I WANT to lynch the vig!


...strange...I thought LS99 was Vig....Meh, we still win!


----------



## RK-9 (Jul 6, 2011)

Mawile was chosen to be lynched; and so be it! The Mafia and Lovers win!

I know.

Shocking.

Revolutionary.

Made me piss my pants in laughter.


----------



## .... (Jul 6, 2011)

Rizadon said:


> we still win!


Let me guess, you and Mai are lovers.

EDIT: I GOT NINJA'D


----------



## DarkAura (Jul 6, 2011)

XD!!!!

Mai was the Mafia, and I picked her as Lover! Silly little BG, you BGed the Mafia! XP


----------



## Mai (Jul 6, 2011)

To Rizadon: I told you LS99 was bodyguard!

Wow, ninja'd times a thousand. You're right, Mawile. Good game!


----------



## DarkAura (Jul 6, 2011)

I thought that since the list said Mafia, BG, Vig, Lover. Since you were first and you got Mafia, i was 4th and i got lover, I thought that LS99 was Vig! Nevertheless, we still won!

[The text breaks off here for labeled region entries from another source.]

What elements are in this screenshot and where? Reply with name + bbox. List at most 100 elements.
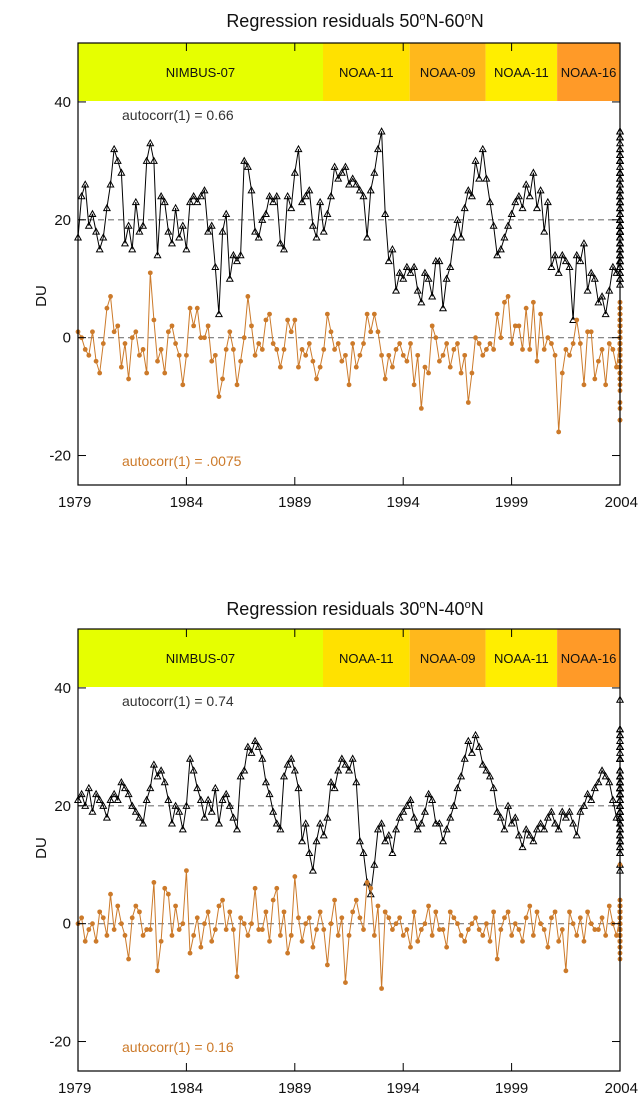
data-point xyxy=(339,915,345,921)
data-point xyxy=(328,921,334,927)
data-point xyxy=(144,927,150,932)
data-point xyxy=(236,250,245,259)
data-point xyxy=(579,801,589,809)
data-point xyxy=(261,209,270,217)
data-point xyxy=(77,191,86,200)
data-point xyxy=(328,329,334,335)
data-point xyxy=(610,347,616,352)
data-point xyxy=(590,783,599,792)
data-point xyxy=(108,891,113,897)
data-point xyxy=(308,866,317,874)
data-point xyxy=(149,156,158,164)
data-point xyxy=(467,748,476,756)
data-point xyxy=(592,927,598,932)
data-point xyxy=(178,825,187,833)
data-point xyxy=(218,795,227,803)
data-point xyxy=(543,197,552,206)
data-point xyxy=(211,783,220,792)
data-point xyxy=(475,742,484,750)
data-point xyxy=(316,197,325,206)
data-point xyxy=(552,909,558,915)
data-point xyxy=(418,405,424,411)
data-point xyxy=(277,364,283,370)
data-point xyxy=(128,801,137,809)
data-point xyxy=(574,317,580,323)
data-point xyxy=(261,777,270,786)
data-point xyxy=(516,927,522,932)
data-point xyxy=(588,329,594,335)
data-point xyxy=(296,915,301,921)
data-point xyxy=(298,197,307,206)
data-point xyxy=(551,250,560,259)
data-point xyxy=(465,927,471,932)
data-point xyxy=(220,376,225,382)
data-point xyxy=(306,341,312,346)
data-point xyxy=(433,909,439,915)
data-point xyxy=(165,329,171,335)
data-point xyxy=(363,233,372,241)
data-point xyxy=(444,341,450,346)
data-point xyxy=(453,215,462,223)
data-point xyxy=(547,262,556,271)
data-point xyxy=(205,323,211,329)
data-point xyxy=(196,191,205,200)
data-point xyxy=(395,268,404,276)
data-point xyxy=(410,813,419,821)
data-point xyxy=(158,938,164,944)
data-point xyxy=(236,772,245,780)
data-point xyxy=(603,382,609,388)
data-point xyxy=(160,777,169,786)
data-point xyxy=(241,335,247,341)
data-point xyxy=(357,915,363,921)
data-point xyxy=(178,221,187,229)
data-point xyxy=(576,256,585,265)
data-point xyxy=(451,915,457,921)
data-point xyxy=(424,274,433,282)
series-line xyxy=(77,699,621,895)
data-point xyxy=(281,909,287,915)
data-point xyxy=(386,352,392,358)
data-point xyxy=(364,311,370,317)
data-point xyxy=(160,197,169,206)
data-point xyxy=(232,825,242,833)
data-point xyxy=(211,262,220,271)
data-point xyxy=(306,915,312,921)
data-point xyxy=(131,197,140,206)
data-point xyxy=(189,191,198,200)
data-point xyxy=(272,819,281,827)
data-point xyxy=(288,933,294,938)
data-point xyxy=(296,364,301,370)
data-point xyxy=(84,783,93,792)
data-point xyxy=(551,819,560,827)
data-point xyxy=(323,209,332,217)
data-point xyxy=(462,352,468,358)
data-point xyxy=(285,317,291,323)
data-point xyxy=(128,245,137,253)
data-point xyxy=(559,927,565,932)
data-point xyxy=(259,347,265,352)
satellite-band xyxy=(78,43,323,101)
data-point xyxy=(384,831,393,839)
data-point xyxy=(191,933,197,938)
data-point xyxy=(176,352,182,358)
satellite-label: NOAA-16 xyxy=(561,65,617,80)
data-point xyxy=(482,174,491,182)
data-point xyxy=(184,352,189,358)
autocorr-orange-label: autocorr(1) = .0075 xyxy=(122,453,242,469)
data-point xyxy=(270,897,276,903)
data-point xyxy=(527,903,533,909)
satellite-label: NOAA-11 xyxy=(494,65,549,80)
data-point xyxy=(223,347,229,352)
data-point xyxy=(281,347,287,352)
data-point xyxy=(404,927,410,932)
data-point xyxy=(529,168,538,176)
data-point xyxy=(567,909,572,915)
data-point xyxy=(95,245,104,253)
data-point xyxy=(418,927,424,932)
data-point xyxy=(321,347,327,352)
data-point xyxy=(283,191,292,200)
data-point xyxy=(601,772,610,780)
y-axis-label: DU xyxy=(33,837,50,859)
data-point xyxy=(100,341,106,346)
data-point xyxy=(243,162,252,170)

Edit: Please give the Death Quee.

And I deem this Mafia Game The Shortest Mafia Game In TCOD HISTORY!!!! IT ONLY TOOK 30 FREAKIN' MINUTES!


----------



## Zero Moment (Jul 6, 2011)

I was Bodyguard.


I can deal with this.


----------



## Mai (Jul 6, 2011)

Why would we need the queue?

I killed LS99.

Rizadon loved me.

LS99 protected me.

And Mawile either did nothing or attacked me/LS.


----------



## Zero Moment (Jul 6, 2011)

I vote for VVSM IV!


----------



## DarkAura (Jul 6, 2011)

Mawile did nothing. If he targeted you or him, then LS99 would have been killed.


----------



## DarkAura (Jul 6, 2011)

How about Mai make the Fourth?

LS99 Make the Fifth

Mawile Make the 6th

Skyman Make the 7th


----------



## Zero Moment (Jul 6, 2011)

I'm not making anything >:\
l
l
V​


----------



## DarkAura (Jul 6, 2011)

oh, I'll deal with it.

But Mai, how about you make the Fourth?


----------



## .... (Jul 6, 2011)

I'm not making anything either :D


----------



## DarkAura (Jul 6, 2011)

If no one will, then I will...as soon as 3 is done.


----------



## Mai (Jul 6, 2011)

Depends on if I end up making the Homestuck Troll Mafia. If so, probably not. If not, sure.


----------